Yeah, I know I keep harping on the little guys, but seriously, what the Hell does anyone find funny about these things? And before you say anything, I know they're meant for kids to enjoy, but you know what, so is every great animated movie that doesn't employ this shit. "For Kids" doesn't have to mean dumbed  down to a level that makes the word "juvenile" synonymous with "too stupid to know better". But oh, they talk in funny nonsense speak and fart a lot. Dear God. Maybe I'm just spoiled having grown up in the Disney Renaissance and the era when Don Bluth actually cared about the quality of his movies, a brief sweet spot in the 80's and 90's after the cheap, quick, and dirty Hanna Barbara standard, but before the hollow corporatization of entertainment completely subsumed all creative enterprise. My theater was filled with uproarious laughter at everything these little fuckers did, so much so that they even applauded at the end, and call me an elitist if you want but that just shouldn't be. Its as if in their secret gobblety gook dialogue they have found the secret language of pandering, distilling the essence of unearned comedic admiration, but its all just Greek to me.


That's not to say that there aren't good things about the movie. As always, Groo hits that line between funny and heartwarming even if he is weirdly ignoring his children. His rambling bi-polar delivery is oddly charming and he's interesting enough as a character that even given all of this franchise's flaws, I wouldn't mind seeing him continue to pop up in movies, as long as they tone down some of the other elements of his world.
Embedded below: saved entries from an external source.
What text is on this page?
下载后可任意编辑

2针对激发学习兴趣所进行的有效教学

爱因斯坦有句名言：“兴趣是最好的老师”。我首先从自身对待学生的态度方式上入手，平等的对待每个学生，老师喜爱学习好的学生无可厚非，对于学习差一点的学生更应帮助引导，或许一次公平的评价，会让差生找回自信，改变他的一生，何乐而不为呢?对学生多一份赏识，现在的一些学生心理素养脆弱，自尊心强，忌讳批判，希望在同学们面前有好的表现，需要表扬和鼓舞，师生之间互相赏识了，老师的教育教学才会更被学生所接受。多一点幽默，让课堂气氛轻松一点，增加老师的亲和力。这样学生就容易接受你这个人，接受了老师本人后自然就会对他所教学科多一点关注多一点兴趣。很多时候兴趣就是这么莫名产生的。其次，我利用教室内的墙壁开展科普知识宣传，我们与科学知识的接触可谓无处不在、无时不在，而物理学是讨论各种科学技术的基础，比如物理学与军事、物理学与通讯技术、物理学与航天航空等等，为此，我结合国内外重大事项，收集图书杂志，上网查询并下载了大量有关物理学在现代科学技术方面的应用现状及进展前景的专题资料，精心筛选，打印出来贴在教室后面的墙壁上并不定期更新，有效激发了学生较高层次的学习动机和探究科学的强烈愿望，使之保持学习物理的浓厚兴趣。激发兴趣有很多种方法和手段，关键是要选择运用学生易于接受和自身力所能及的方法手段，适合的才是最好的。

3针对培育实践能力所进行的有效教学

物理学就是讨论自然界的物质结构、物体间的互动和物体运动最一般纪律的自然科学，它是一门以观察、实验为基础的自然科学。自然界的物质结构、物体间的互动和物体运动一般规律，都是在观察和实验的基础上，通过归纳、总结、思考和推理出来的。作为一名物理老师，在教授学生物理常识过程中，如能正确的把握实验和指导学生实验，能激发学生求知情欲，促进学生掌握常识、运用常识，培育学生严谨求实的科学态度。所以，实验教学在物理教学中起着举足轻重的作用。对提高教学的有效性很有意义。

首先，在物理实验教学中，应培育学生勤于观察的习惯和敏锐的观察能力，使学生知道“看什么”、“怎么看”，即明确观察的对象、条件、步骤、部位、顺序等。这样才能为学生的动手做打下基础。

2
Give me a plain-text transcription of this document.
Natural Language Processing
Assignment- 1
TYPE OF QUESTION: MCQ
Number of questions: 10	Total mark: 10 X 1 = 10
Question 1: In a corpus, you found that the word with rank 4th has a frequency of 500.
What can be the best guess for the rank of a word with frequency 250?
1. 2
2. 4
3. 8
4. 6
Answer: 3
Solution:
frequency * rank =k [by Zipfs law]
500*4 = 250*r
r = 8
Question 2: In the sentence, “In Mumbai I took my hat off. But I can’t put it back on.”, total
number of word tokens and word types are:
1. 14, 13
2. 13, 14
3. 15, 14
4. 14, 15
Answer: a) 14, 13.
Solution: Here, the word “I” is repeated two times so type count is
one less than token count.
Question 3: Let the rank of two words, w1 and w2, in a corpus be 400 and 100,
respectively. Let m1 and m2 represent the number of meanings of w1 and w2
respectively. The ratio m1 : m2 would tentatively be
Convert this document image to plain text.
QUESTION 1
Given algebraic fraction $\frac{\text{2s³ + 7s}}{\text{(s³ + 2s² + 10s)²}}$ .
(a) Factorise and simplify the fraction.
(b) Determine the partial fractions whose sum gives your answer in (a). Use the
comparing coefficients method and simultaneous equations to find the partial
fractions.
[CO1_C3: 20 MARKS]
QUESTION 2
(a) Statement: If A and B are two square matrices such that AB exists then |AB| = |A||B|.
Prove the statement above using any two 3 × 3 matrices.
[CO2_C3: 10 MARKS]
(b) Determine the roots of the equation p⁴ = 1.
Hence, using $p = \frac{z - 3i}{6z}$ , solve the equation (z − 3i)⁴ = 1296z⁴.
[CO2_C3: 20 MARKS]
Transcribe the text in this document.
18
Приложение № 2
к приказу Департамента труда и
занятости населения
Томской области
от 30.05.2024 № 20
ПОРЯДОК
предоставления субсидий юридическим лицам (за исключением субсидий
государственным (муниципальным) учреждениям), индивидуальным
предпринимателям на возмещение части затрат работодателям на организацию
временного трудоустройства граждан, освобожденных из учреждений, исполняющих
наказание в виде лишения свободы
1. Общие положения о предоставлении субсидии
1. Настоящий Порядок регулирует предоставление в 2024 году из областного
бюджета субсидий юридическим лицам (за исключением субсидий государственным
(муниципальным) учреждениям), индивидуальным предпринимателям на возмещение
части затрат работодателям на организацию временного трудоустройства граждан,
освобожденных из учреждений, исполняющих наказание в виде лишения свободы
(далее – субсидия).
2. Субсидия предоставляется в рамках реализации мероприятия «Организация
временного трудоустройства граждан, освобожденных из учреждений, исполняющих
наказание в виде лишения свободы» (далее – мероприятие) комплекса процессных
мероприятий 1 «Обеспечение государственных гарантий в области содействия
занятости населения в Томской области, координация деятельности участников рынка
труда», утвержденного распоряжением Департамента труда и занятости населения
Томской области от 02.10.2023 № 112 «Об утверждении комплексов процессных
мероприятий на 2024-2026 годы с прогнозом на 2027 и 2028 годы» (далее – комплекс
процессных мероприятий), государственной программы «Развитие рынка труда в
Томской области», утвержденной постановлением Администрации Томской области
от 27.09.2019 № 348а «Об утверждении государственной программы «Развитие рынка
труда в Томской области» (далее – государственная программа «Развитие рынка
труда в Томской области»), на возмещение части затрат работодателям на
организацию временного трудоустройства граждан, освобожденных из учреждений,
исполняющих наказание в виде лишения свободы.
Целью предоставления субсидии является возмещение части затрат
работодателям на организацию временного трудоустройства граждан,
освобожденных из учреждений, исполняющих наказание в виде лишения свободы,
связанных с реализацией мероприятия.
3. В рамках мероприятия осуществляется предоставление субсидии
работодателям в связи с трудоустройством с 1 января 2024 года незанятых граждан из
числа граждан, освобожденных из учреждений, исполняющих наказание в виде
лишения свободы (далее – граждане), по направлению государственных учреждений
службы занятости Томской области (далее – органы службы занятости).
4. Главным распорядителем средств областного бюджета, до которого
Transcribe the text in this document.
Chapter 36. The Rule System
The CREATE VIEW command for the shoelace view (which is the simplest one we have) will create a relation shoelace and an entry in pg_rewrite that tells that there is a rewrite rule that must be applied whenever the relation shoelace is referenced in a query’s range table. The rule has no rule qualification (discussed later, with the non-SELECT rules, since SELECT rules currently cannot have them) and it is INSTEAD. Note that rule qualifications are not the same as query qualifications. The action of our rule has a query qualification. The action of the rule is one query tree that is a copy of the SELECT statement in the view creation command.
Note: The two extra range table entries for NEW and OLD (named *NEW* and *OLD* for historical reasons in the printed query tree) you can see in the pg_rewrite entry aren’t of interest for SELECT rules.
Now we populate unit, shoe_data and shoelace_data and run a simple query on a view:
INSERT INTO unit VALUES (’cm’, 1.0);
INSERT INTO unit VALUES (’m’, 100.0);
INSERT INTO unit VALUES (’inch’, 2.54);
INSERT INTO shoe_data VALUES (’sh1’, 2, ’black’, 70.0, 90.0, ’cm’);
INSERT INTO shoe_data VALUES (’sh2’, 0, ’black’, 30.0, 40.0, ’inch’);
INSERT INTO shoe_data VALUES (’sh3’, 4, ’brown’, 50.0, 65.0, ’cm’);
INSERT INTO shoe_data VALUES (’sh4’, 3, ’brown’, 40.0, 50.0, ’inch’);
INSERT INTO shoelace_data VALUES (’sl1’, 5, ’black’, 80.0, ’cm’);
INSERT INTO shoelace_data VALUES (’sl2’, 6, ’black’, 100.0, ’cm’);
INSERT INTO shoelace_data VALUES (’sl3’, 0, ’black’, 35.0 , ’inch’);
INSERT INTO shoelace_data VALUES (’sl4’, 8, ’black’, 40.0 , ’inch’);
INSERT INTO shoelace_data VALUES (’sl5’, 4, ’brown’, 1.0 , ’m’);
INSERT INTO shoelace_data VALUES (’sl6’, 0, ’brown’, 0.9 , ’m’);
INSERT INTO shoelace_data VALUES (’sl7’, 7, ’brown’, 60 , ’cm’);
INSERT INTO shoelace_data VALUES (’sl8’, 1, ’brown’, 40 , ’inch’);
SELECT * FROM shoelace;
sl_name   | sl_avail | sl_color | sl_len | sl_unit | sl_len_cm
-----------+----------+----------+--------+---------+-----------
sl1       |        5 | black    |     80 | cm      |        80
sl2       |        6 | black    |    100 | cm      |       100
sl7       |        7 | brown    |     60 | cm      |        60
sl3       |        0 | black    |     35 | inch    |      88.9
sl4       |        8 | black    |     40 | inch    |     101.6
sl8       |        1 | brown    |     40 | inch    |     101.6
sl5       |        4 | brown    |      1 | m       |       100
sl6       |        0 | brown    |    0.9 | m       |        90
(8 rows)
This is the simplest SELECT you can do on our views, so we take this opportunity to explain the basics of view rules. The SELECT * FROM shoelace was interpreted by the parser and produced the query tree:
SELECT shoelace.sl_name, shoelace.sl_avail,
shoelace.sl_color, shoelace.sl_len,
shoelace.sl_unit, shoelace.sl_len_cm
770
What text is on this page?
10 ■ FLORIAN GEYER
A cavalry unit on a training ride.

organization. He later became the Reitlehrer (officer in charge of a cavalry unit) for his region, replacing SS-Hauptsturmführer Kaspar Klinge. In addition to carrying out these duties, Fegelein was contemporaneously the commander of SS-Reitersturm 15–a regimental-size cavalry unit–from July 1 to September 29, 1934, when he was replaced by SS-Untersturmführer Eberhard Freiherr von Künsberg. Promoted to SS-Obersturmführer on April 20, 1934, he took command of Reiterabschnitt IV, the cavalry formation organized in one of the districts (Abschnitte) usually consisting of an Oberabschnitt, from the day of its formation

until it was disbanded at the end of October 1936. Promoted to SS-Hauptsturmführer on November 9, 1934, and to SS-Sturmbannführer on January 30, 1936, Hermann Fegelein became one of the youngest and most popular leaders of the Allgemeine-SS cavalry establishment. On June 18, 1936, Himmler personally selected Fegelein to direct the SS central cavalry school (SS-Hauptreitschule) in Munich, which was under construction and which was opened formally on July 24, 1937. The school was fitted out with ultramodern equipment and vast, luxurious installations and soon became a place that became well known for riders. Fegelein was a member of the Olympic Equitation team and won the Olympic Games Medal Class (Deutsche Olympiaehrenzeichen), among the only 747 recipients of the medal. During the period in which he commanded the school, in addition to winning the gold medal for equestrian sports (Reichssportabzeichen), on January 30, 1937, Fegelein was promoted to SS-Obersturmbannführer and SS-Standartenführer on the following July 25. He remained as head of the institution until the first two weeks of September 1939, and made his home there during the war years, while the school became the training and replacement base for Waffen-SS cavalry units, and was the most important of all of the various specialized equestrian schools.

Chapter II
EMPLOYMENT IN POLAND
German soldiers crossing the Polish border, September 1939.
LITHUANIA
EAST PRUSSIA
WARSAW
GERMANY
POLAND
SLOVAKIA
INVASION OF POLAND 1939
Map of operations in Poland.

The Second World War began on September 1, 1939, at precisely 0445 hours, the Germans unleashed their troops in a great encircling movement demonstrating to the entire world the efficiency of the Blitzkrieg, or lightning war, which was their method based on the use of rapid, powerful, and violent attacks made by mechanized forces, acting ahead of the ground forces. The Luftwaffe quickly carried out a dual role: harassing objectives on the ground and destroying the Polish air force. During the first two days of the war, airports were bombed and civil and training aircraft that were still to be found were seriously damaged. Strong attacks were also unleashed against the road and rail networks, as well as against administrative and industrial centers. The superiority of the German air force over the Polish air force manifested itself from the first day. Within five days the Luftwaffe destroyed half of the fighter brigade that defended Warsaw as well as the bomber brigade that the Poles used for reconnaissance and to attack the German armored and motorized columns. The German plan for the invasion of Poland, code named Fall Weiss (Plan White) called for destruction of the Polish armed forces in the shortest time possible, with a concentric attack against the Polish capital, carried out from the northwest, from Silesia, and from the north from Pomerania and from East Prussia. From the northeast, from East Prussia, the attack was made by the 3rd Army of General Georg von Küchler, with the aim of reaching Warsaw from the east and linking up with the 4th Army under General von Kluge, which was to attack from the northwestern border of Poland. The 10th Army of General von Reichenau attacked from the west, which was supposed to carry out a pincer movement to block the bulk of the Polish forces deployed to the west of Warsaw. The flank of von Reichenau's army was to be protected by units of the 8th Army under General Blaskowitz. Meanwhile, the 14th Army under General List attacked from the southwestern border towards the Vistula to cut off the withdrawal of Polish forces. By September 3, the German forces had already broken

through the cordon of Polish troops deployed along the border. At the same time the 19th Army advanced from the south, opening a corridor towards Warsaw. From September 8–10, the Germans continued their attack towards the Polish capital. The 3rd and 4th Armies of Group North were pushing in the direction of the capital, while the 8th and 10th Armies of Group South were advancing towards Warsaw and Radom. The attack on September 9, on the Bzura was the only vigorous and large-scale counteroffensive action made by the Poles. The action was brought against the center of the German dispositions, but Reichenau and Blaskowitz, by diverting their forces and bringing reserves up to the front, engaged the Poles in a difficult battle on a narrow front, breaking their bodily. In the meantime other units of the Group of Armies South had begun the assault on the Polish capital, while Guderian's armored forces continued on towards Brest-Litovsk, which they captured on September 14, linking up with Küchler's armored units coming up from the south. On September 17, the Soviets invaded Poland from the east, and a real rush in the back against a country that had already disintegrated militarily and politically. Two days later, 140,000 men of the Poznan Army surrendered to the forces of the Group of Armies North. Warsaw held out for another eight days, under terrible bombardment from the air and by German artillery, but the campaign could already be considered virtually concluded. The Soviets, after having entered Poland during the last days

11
And when I say the girls fade into the background, its only in relation to what I would otherwise want in this story. There is still a significant subplot involving one of them at least, and its good as far as it goes, though its ultimately given short shrift once the action leads to the inevitable wacky action climax. The villain is also kinda fun, or at least the set up for him is funny, though the follow through leaves something to be desired. There's a good movie in here somewhere; it just gets lost in all the scatter shot gags and mayhem.


There's an old Patton Oswalt bit about the problem of working as a punch up writer on CG animated movies, about how they are often so tightly written and almost completed from a technical standpoint by the time the new writers get to it, that there's very little anyone can add save the occasional off screen bit of non-sequitur dialogue. Despicable Me 2 feels like the opposite of this, like the producers had a movie that maybe was more streamlined, and then just opened the floodgates for anyone to pitch their own jokes after the fact, regardless of whether they fit with anything or enhanced the story. Its a kitchen sink movie, throwing everything against the wall to see what sticks, and the few things that do kept me from the urge I often felt to walk out. Your enjoyment will ultimately depend on how much you can tolerate the sink being thrown at your face to get to the few relatively smaller bright spots. Which is to say, it will depend entirely on how much you can stand those godawful yellow things for an hour and a half to enjoy the good stuff in between.

Like it, don't like it, I don't care at this point. Just don't clap in the theater at the end of the movie. Its a stupid trend and it really needs to stop. Seriously, even if you like a movie, the people who made it aren't fucking there to accept your applause. Think for a second about the stupid shit you do, people.